TASS Russian News Agency | Aug 14, 2020 at 1:18 AM

NEW YORK, August 14. /TASS/. Russia has enough leverage in the Syrian conflict, US Special Representative for Syria Engagement James Jeffrey said at a briefing.

"We believe that Russia has enough leverage. Russia was key to this conflict," he pointed out. "Iran was much involved in Syria up to 2015, and even with Iranian help Assad could not stop the opposition gaining ever more territory. It was the entry of Russian forces, specifically air forces, into the conflict in late 2015 that turned the tide. That is still the situation," Jeffrey added. "Assad's survival is totally the work of Russia, thus we expect Russia to deliver Assad to the negotiating table," he pointed out.

"We have many times offered to cooperate more with the Russian authorities on bilateral efforts to - not bilateral efforts, but basically to coordinate with them on our own efforts to deal with ISIS [the Islamic State terror organization - TASS] in those other areas, and we'll continue to see what we can do," the US envoy noted.

"In fact, our policy isn't regime change, our policy is a change in behavior of whoever is governing in Damascus," Jeffrey said.

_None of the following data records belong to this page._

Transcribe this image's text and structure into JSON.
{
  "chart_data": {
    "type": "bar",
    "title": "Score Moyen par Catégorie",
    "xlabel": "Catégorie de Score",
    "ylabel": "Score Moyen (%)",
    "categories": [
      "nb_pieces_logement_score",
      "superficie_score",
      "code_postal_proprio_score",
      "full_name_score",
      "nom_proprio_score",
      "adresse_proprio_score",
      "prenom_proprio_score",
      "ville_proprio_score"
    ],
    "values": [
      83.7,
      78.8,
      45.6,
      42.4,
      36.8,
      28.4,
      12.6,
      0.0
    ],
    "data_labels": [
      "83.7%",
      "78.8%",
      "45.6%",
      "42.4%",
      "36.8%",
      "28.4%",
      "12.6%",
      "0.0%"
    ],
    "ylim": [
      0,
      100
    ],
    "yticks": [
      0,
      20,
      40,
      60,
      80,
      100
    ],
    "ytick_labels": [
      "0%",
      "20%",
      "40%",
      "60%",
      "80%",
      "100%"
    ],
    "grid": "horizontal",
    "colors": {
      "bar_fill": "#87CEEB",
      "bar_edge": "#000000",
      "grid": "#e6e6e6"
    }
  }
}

When speaking about a meeting of the Syrian Constitutional Committee, which is expected to take place in Geneva on August 24, Jeffrey said that "a safe and neutral environment such as Geneva is very, very important to move forward." The next step "is a free and fair election under UN supervision involving all Syrians," he added.

Syrian constitutional committee

In January 2018, participants in the Syrian National Dialogue Congress, held in the Russian Black Sea resort of Sochi, decided to establish a constitutional committee that would work on the country's new constitution.

The 150-member committee includes representatives of the Syrian government and opposition, as well as civil society members. The committee held its first meeting in Geneva on October 30, 2019. A group of 45 experts appointed by the committee met twice in November.